Working Memoryを科学的に調べていく過程を、子供たちはこの上なく楽しんだようです。 視覚による記憶が得意な人と、聴覚からの方が得意な人と、さて結果が出ました。
そして、自分たちがたどり着いた結果から、一体記憶はどうWorking Memory の中に保存されていくのかについて、新たな仮説もたくさん生まれました。
コンピューターに選ばせたランダムな7桁の数字を道具に、視覚記憶と聴覚記憶の成績を比べました。 一生懸命覚えた7桁の数字を保存しようとするWorking Memory の邪魔をするために、折角覚えた直後に英語のアルファベットをゆっくり大きな声で発音します。 アルファベットに集中しているうちに Working Memory から記憶が薄れて行きます。
「えっ?! 忘れたぁ~~。」と騒ぎながらの実験。 うるさいのなんのって。
子供たちの顔が生き生きしています。
Raw data が出来ました。 それぞれの視覚・聴覚メモリーの得点(7点満点中)をノートの表に書きました。

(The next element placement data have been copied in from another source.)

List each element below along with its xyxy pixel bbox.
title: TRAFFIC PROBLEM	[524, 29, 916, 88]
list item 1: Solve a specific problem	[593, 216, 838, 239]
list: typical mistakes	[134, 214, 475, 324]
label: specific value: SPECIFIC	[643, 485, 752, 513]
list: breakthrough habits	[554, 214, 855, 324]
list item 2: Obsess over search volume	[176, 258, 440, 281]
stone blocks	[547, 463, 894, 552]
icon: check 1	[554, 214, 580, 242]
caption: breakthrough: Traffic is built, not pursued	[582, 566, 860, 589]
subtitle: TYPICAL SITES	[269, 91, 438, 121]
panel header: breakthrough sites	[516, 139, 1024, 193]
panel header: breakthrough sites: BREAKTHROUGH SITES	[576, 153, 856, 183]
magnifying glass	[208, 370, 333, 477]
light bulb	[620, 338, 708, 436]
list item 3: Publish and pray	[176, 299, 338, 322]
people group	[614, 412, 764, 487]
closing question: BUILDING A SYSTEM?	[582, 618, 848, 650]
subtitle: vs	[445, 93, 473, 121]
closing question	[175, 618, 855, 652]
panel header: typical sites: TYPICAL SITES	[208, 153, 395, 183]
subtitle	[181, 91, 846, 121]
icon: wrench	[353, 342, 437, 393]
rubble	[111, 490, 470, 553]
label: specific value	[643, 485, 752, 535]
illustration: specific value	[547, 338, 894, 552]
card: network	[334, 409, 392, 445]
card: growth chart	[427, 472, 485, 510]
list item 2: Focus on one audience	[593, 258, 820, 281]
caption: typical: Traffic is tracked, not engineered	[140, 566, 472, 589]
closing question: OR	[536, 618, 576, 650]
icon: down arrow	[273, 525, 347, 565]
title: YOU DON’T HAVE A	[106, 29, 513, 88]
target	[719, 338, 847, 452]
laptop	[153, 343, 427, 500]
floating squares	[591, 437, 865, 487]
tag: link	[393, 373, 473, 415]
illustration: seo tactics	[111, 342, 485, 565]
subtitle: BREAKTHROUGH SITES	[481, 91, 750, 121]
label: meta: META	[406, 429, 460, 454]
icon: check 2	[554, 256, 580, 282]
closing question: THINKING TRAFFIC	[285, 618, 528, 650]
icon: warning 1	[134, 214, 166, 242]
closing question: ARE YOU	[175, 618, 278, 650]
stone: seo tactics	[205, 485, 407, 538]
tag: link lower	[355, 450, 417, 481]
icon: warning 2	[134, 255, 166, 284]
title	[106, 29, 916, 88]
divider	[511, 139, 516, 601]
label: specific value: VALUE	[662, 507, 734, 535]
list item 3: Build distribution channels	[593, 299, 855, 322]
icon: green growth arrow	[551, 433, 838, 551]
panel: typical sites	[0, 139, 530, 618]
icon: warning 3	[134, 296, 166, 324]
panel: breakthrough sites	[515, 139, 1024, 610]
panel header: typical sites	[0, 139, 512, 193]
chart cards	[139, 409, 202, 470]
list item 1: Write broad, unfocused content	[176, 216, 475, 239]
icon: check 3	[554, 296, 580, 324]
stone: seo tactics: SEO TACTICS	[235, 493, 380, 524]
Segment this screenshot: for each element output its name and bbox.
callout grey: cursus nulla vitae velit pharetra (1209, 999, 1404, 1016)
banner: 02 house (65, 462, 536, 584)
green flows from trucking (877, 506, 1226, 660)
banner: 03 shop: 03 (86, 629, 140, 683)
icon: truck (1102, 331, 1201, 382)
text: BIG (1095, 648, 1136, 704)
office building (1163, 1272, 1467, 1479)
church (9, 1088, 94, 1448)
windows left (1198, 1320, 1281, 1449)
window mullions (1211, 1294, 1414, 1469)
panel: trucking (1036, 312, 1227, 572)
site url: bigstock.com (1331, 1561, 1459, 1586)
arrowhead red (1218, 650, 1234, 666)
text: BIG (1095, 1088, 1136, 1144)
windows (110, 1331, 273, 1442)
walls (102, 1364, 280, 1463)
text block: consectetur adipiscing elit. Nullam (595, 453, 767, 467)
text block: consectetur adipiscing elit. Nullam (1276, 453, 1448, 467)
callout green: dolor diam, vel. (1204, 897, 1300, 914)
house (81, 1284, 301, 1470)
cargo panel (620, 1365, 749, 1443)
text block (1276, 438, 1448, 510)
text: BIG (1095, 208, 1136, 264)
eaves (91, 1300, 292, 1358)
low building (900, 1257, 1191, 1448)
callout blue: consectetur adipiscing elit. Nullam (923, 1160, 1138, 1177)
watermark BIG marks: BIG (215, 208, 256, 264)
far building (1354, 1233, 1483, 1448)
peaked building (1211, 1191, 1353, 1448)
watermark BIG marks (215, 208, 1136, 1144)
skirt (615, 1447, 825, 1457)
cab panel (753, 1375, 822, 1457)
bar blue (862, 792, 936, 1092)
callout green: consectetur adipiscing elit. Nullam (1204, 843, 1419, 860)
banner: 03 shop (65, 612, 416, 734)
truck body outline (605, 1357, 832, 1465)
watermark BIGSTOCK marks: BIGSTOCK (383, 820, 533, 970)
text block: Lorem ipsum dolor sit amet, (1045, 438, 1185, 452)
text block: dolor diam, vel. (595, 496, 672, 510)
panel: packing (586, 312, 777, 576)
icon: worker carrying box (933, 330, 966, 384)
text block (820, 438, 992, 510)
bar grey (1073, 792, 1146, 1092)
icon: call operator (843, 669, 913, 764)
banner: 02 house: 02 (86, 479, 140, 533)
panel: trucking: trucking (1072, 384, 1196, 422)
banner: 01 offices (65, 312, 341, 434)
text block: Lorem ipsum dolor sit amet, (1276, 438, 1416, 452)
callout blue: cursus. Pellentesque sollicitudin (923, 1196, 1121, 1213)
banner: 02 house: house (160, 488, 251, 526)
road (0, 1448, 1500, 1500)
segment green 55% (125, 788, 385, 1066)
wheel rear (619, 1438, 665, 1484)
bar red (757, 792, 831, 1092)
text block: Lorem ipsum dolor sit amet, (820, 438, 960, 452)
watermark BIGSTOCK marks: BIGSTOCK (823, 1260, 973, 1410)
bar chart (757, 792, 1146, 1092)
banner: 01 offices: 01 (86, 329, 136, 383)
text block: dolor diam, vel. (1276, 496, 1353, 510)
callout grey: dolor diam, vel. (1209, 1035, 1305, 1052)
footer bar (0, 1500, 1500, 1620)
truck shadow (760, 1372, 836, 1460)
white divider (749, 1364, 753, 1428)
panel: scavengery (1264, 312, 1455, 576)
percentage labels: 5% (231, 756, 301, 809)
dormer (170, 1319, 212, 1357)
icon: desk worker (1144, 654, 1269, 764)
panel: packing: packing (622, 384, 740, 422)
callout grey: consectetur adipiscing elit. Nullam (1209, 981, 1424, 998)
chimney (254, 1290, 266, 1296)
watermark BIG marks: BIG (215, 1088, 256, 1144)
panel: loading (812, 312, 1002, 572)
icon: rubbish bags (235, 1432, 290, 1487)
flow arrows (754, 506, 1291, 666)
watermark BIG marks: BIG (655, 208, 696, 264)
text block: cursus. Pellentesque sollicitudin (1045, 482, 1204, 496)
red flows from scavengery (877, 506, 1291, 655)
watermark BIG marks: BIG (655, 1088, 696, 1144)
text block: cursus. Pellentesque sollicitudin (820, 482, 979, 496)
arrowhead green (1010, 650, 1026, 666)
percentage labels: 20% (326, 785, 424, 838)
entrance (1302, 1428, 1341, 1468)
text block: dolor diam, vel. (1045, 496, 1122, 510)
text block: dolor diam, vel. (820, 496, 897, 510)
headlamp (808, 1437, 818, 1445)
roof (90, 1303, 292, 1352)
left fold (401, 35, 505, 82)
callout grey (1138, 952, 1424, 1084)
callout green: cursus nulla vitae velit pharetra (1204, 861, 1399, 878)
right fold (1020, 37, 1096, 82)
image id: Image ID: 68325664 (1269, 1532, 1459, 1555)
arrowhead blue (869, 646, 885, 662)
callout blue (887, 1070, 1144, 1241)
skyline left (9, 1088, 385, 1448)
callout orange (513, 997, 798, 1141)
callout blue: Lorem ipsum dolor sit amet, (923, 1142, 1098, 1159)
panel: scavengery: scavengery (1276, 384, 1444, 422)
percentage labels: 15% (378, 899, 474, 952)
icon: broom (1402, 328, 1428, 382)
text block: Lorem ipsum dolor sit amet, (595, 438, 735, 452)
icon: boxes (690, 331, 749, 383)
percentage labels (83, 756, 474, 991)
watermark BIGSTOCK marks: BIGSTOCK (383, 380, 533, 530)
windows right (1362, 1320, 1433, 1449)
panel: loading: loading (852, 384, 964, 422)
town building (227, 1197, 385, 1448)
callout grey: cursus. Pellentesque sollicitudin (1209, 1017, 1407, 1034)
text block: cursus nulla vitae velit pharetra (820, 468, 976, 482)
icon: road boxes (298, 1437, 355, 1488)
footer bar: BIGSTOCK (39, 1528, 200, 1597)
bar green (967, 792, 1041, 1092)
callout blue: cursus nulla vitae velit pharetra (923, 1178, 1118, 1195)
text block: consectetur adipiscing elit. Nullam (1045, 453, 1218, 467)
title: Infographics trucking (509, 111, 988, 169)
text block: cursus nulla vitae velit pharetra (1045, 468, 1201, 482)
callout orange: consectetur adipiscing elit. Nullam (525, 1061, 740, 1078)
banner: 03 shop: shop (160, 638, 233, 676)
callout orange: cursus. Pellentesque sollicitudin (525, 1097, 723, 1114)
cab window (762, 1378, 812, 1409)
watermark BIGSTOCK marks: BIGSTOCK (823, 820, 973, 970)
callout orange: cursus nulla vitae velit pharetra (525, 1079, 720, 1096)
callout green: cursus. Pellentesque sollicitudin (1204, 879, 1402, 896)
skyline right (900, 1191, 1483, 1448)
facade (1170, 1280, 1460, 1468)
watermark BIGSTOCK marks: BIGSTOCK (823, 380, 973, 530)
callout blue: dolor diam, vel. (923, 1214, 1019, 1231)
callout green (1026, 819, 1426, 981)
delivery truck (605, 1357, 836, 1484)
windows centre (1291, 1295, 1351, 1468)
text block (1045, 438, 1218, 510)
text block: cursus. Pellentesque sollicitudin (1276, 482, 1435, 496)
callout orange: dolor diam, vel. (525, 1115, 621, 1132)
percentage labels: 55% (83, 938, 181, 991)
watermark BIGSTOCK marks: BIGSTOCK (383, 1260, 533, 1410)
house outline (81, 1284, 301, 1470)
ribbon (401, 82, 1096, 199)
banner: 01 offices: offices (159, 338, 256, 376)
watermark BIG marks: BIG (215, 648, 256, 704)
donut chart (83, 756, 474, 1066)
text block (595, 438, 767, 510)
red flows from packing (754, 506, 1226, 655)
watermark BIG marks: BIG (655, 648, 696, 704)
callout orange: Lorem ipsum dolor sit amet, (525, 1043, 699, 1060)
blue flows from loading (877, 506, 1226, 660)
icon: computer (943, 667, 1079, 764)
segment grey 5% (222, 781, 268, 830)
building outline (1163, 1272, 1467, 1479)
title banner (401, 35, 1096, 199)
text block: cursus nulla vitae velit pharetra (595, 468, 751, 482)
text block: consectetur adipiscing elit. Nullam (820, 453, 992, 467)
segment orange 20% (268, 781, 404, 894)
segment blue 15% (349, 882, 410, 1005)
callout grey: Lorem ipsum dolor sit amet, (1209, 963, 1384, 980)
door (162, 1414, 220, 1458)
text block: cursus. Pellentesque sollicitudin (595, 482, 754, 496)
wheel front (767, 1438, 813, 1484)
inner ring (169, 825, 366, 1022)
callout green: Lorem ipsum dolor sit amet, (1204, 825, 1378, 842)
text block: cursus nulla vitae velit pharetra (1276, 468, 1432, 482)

今度はそれを Frequency Table にまとめます。
左側には Value (0点から7点まで)、右側にはその得点を取った人数を書いて行きました。
(image 参照)
それをグラフにすると傾向がよく見えて来ました。 (image 参照)
「グラフから何かわかってきた?」と子供たちに聞きました。
最初は、笑うほど日本的な答え、「Visual の方が得意な人が多い。」
「いやいやそれだけじゃなくて、Visual, Auditory の正解数のパターンが違うよ。 なんでだろう?」
子供たち一生懸命グラフを眺めてます。
「正解数が2と4のところにピークがある!!」
「ということは・・・」
「あっ!」
色んな仮説が出来ました。 そして、今度はその仮説を証明する実験を自分たちで考え始めました。
仮説1:聴覚memoryは苦手だと最初からあきらめたので、最初の2ケタか4ケタだけ覚えた人が多い。
次の実験:桁数を少なくした実験をする。 正解率が上がると思う。
仮説2:視覚Memoryのときは、自分で読んでそれを自分で発音したりして覚えたのでよく脳に記憶が残った。 でも、聴覚Memoryのときは、実験者が読むのを聞いただけなので記憶に残りにくかった。
次の実験: 聴覚memory のときも、自分で繰り返して発音させる。 そうしたら正解率が上がるかも。
仮説3:聴覚Memory のピーク2は最初の2つの数字だけ覚えていたから。 4桁のピークは、最初の2つと最後の4つしか脳に残ってなかったから。 真中は忘れやすい。
次の実験:まったく同じ実験をやって、どこの数字を間違えたかを全部記録する。 そうしたらはっきりと、真ん中の記憶がぬけるというパターンを証明出来る!
やりますね、子供たち。
脳が大いに喜んだ夏のプロジェクト。 まだまだ続きます。
Critical thinkingを使い、Scientific Method で行った実験の分析を英語で書けるようになるまで。